I was following the textbook by Cover & Thomas (2006): Elements of Information Theory. (hyperlink is not owned by me)
I have one question that has been irking me for some time. It is regarding that achievability of the Capacity region for multiple access channels (p530-531):
$\mathbf{X_1, X_2}$ are two i.i.d. random $n-$sequences (codes) drawn from a joint distribution $p(x_1, x_2)=p_1(x_1)p_2(x_2)$. These sequences correspond to two indepepndent information sources. These sequences are mapped to an output sequence $\mathbf{Y}$ by a discrete memoryless channel have transition probability mass function $p(y|x_1, x_2)$. Let $A_\epsilon^{(n)}$ the set of jointly-typical $\mathbf{(x_1, x_2, y)}$ sequences. The senders map their input alphabet set $\{1,2,...,2^{nR_1}\}\times\{1,2,...,2^{nR_2}\}$ to the code sequence pair $\mathbf{X_1}(i),\mathbf{X_2}(j)$. The decoder selects that pair $(i, j)$ for which $$(\mathbf{x_1}(i), \mathbf{x_2}(j), \mathbf{y}) \in A_\epsilon^{(n)}.$$ The goal is to bound the probability of error $P_e^{(n)}$ using this typical decoding strategy and eventually to show that it goes to zero as the blocklength $n\rightarrow \infty$.
To this end, define the following event:$$E_{ij}=\{(\mathbf{X_1}(i), \mathbf{X_2}(j), \mathbf{Y}) \in A_\epsilon^{(n)}\}$$
Suppose that the index $(1,1)$ was transmitted. The probability of error in this case is union bounded as$$P_e^{(n)} \leq P(E_{11}^c) + \sum_{i\neq1, j=1}P(E_{i1}) +\sum_{i=1, j \neq 1}P(E_{1j}) + \sum_{i\neq1, j\neq1}P(E_{ij}) $$ Consider the second term, here is the problem:
$$P(E_{i1})=P\{(\mathbf{X_1}(i), \mathbf{X_2}(1), \mathbf{Y}) \in A_\epsilon^{(n)}\}=\sum_{(\mathbf{x_1},\mathbf{x_2},\mathbf{y})\in A_\epsilon^{(n)}}p(\mathbf{x_1})p(\mathbf{x_2},\mathbf{y})$$
This last factorization of the joint PDF is something i do not understand. The fact that the sequences $\mathbf{X_1}(i)$ and $\mathbf{X_2}(1)$ are independent is certainly not enough to justify it. I would appreciate if someone can shed a little light on it.
I assume that you have diggested the proof of the Channel Coding Theorem (7.7 ; esp. p. 203). This is analogous, just a bit more complex.

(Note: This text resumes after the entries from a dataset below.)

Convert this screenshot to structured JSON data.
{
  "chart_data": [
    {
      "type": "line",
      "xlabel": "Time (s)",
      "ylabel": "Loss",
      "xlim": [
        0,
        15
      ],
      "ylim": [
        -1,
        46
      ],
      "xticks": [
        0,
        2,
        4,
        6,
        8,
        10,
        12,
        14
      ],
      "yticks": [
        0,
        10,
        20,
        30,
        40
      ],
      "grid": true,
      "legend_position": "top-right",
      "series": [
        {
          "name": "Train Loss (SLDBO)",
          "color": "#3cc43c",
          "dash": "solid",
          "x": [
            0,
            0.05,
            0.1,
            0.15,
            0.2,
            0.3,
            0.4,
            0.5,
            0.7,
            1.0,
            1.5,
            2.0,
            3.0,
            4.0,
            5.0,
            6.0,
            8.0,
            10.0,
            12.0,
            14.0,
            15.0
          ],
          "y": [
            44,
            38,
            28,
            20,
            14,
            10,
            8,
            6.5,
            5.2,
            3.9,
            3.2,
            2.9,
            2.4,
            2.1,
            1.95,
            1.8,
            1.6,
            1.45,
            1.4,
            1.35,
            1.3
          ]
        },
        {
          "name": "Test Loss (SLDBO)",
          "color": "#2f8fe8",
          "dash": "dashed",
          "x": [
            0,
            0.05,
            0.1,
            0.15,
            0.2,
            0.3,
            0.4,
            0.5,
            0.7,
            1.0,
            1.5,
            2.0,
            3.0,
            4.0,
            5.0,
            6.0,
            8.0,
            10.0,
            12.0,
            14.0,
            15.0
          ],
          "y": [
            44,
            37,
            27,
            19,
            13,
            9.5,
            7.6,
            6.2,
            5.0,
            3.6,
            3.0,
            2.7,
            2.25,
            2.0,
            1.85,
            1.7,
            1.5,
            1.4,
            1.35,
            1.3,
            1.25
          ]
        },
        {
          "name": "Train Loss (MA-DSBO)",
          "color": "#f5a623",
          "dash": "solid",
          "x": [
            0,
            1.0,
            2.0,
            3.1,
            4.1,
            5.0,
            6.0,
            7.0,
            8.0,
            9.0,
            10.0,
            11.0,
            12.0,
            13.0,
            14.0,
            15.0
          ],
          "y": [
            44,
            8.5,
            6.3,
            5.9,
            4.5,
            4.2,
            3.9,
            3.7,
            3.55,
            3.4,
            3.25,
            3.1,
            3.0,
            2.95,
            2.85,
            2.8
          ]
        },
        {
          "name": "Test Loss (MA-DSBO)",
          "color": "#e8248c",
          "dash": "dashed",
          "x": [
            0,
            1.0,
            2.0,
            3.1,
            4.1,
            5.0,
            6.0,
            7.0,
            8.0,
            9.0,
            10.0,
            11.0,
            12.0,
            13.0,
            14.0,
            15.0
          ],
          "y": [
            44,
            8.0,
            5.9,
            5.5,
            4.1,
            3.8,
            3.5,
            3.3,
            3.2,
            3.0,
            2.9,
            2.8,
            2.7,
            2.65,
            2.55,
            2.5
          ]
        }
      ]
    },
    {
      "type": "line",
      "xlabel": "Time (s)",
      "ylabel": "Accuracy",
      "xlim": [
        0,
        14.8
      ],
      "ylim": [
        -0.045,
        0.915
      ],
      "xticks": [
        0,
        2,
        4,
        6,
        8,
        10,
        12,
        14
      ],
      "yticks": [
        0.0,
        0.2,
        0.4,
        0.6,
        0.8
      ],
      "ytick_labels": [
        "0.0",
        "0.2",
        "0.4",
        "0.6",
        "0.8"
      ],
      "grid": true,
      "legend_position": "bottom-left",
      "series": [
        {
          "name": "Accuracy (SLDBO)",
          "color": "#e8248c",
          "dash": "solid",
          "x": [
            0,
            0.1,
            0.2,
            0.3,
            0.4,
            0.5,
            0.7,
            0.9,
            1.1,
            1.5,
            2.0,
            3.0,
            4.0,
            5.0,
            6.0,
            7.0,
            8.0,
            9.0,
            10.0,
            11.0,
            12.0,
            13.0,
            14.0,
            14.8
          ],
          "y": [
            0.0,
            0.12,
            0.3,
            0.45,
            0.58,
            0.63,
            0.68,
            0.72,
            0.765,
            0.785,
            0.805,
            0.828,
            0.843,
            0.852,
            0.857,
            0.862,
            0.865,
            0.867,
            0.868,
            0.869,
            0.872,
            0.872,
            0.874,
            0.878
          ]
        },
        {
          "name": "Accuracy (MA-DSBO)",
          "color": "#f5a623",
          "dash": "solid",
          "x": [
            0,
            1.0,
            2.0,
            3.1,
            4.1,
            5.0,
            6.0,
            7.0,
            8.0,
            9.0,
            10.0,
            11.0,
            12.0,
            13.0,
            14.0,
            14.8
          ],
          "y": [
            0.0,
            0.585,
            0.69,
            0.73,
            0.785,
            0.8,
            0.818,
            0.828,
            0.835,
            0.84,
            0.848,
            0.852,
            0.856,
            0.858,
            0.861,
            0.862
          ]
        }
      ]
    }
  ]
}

In the example, the "good" set of inputs and outputs is the tuple $(\mathbf{X_1}(1), \mathbf{X_2}(1), \mathbf{Y})$, and (in the case of your doubt) we are interested in the event that some "bad" tuple of the form $(\mathbf{X_1}(i), \mathbf{X_2}(1), \mathbf{Y})$ ($i\ne 1$) belongs to the typical set. Now, that tuple correspond to the "true" input for $\mathbf{X_2}$ and the true output $Y$, but a "false" input from the codebook ok $\mathbf{X_1}$. Then, $\mathbf{X_2}(1)$ and $\mathbf{Y}$ are related, but $\mathbf{X_1}(i)$ is independent from both. Hence the probability of the tuple factors as $p(\mathbf{x_1})p(\mathbf{x_2},\mathbf{y})$